Date:20/05/2005 URL: http://www.thehindubusinessline.com/2005/05/20/stories/2005052002870300.htm
Back Jet Airways begins flights to Kuala Lumpur

Our Correspondent

Kuala Lumpur , May 19

FULL service private carrier Jet Airways on Thursday landed a fourth overseas flight for a private sector Indian player and its Chief Operating Officer, Mr Peter Leuthi, discounted any scepticism about the airline's prospects in a growingly competitive market on its home ground as well as on international routes.

The flight to the Malaysian capital, operated by a Boeing 737-800, took off from Chennai on Wednesday night and made a feather-smooth touchdown on Thursday morning.

The aircraft stood on the tarmac silhouetted against the massive Kuala Lumpur International Airport as dawn broke. The airport, some 60 km away from downtown Kuala Lumpur, is the world's largest and was opened in 1998. The flight was full, with close to 140 passengers, including 16 in business class.

As it turned back to Chennai within a few hours, there were a hundred passengers aboard, which, as Mr Leuthi noted with some pride later in the day, was no mean achievement for a new player on a highly competitive sector. There was a warm, largely attended Malay-style reception awaiting the passengers and crew in the terminal building despite the early hour. At that reception, as well as at a function organised later in the day at the Berjaya Times Square Convention Centre in town, echoes of a growing economic congruence between India and Malaysia were loud and clear in the comments made on the inaugural flight.

The Indian High Commissioner to Kuala Lumpur, Mr R. L. Narayan, spoke of the event coinciding with a new high in India-Malaysia trade relations and a rapid drive involving Malaysian companies in infrastructure development projects in India. Mr Narayan mentioned the award of contracts to Malaysian entities in a major highway development project in India and possible participation in major airport modernisation projects in several cities. Malaysian companies now have unique opportunities in India, he said.

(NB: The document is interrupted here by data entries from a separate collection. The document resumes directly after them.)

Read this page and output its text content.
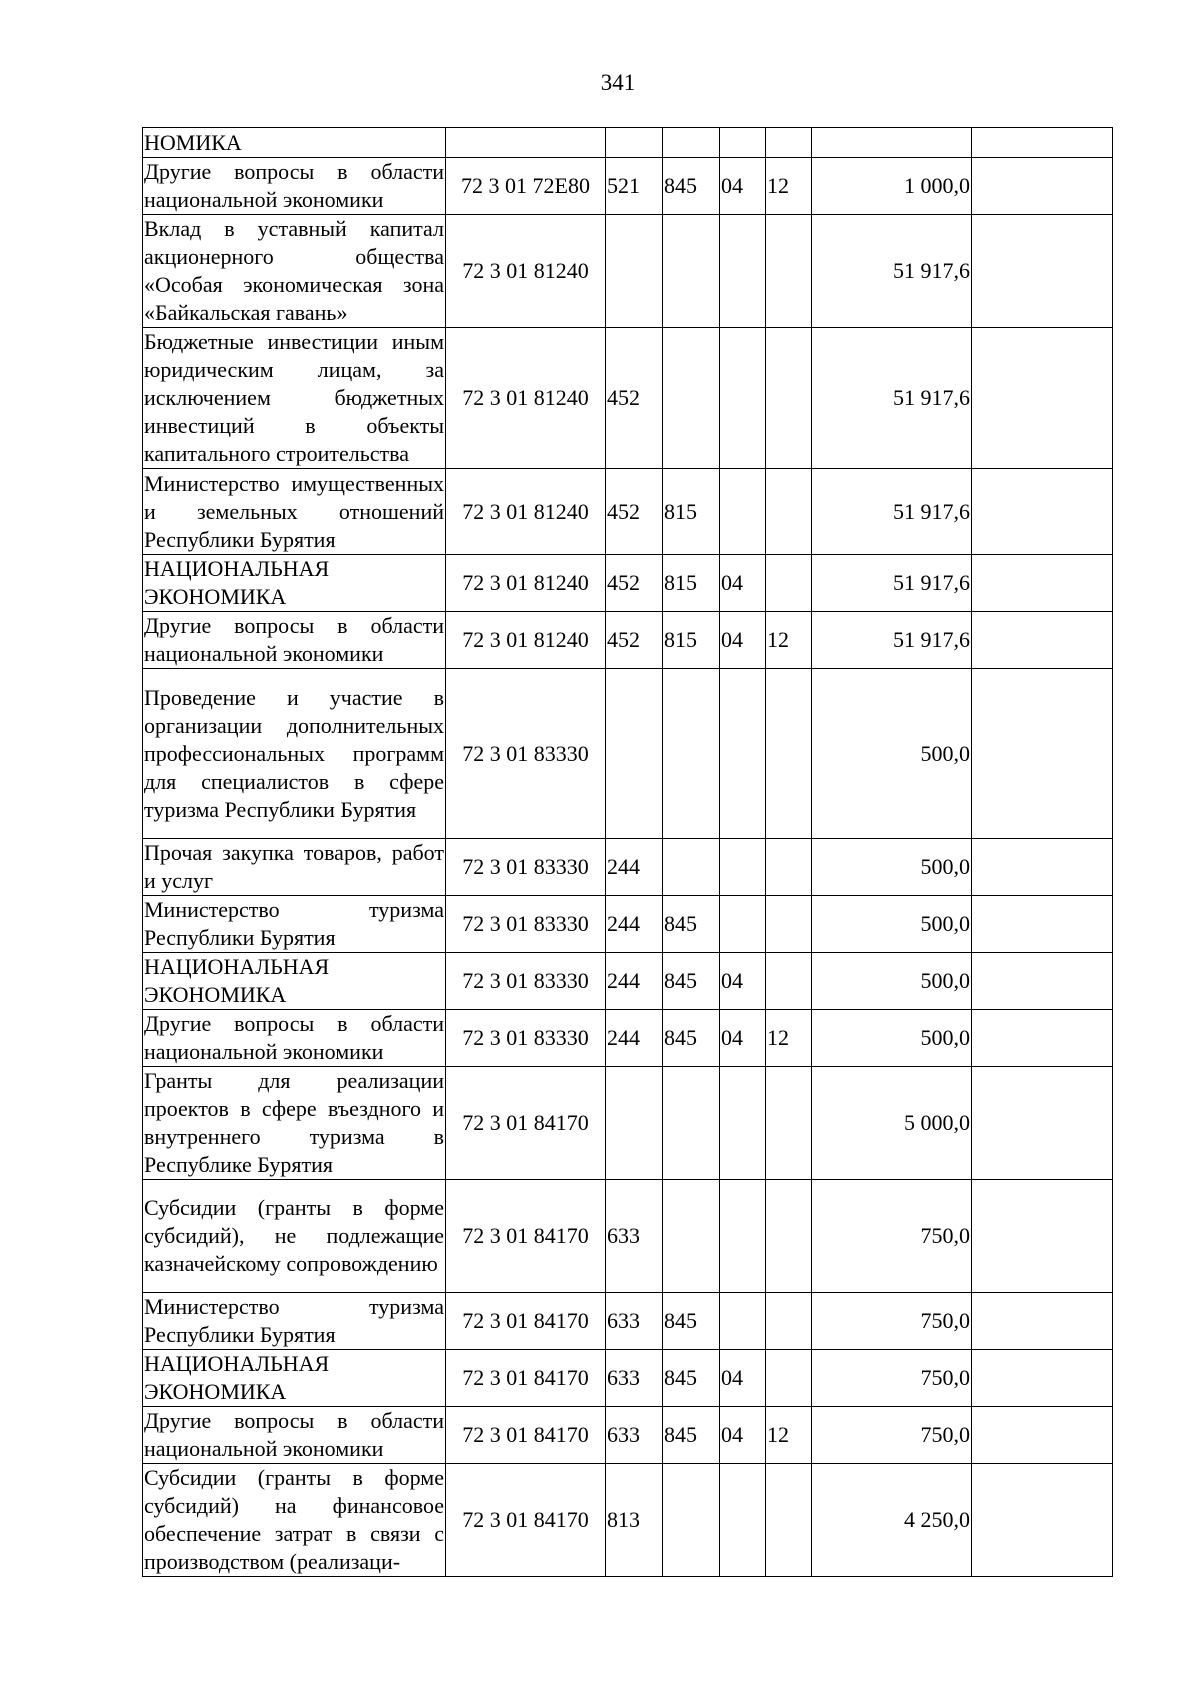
341
НОМИКА							
Другие вопросы в области национальной экономики	72 3 01 72Е80	521	845	04	12	1 000,0	
Вклад в уставный капитал акционерного общества «Особая экономическая зона «Байкальская гавань»	72 3 01 81240					51 917,6	
Бюджетные инвестиции иным юридическим лицам, за исключением бюджетных инвестиций в объекты капитального строительства	72 3 01 81240	452				51 917,6	
Министерство имущественных и земельных отношений Республики Бурятия	72 3 01 81240	452	815			51 917,6	
НАЦИОНАЛЬНАЯ ЭКОНОМИКА	72 3 01 81240	452	815	04		51 917,6	
Другие вопросы в области национальной экономики	72 3 01 81240	452	815	04	12	51 917,6	
Проведение и участие в организации дополнительных профессиональных программ для специалистов в сфере туризма Республики Бурятия	72 3 01 83330					500,0	
Прочая закупка товаров, работ и услуг	72 3 01 83330	244				500,0	
Министерство туризма Республики Бурятия	72 3 01 83330	244	845			500,0	
НАЦИОНАЛЬНАЯ ЭКОНОМИКА	72 3 01 83330	244	845	04		500,0	
Другие вопросы в области национальной экономики	72 3 01 83330	244	845	04	12	500,0	
Гранты для реализации проектов в сфере въездного и внутреннего туризма в Республике Бурятия	72 3 01 84170					5 000,0	
Субсидии (гранты в форме субсидий), не подлежащие казначейскому сопровождению	72 3 01 84170	633				750,0	
Министерство туризма Республики Бурятия	72 3 01 84170	633	845			750,0	
НАЦИОНАЛЬНАЯ ЭКОНОМИКА	72 3 01 84170	633	845	04		750,0	
Другие вопросы в области национальной экономики	72 3 01 84170	633	845	04	12	750,0	
Субсидии (гранты в форме субсидий) на финансовое обеспечение затрат в связи с производством (реализаци-	72 3 01 84170	813				4 250,0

Mr Narayan said that some 40 Indian companies are now operating from a multi-media information corridor near Kuala Lumpur. He commended that at a point of time when both India and Malaysia emerge as high-growth economies, there will be much going for both if they move in tandem. In this context, he termed the flight-link as a landmark. He said that the flight has led to a quantum leap in connectivity between the two countries.

Referring to the high tourist flow from India to Malaysia, he said the return flow from Malaysia is on an equally healthy scale. Between 250 and 300 visas are being issued by the Indian High Commission in Kuala Lumpur to those visiting India.

Speaking largely in the same vein, Malaysia's Deputy Minister for Tourism, Mr Y. B. Dato Ahmad Zahid Hamidi, hailed the opening of a new gateway to Malaysia that the new flight link represents. He referred to the growing trend in the last two years in the arrival of Indian tourists in Malaysia; in 2003, it was 1,45,000 and 1,72,000 in 2004.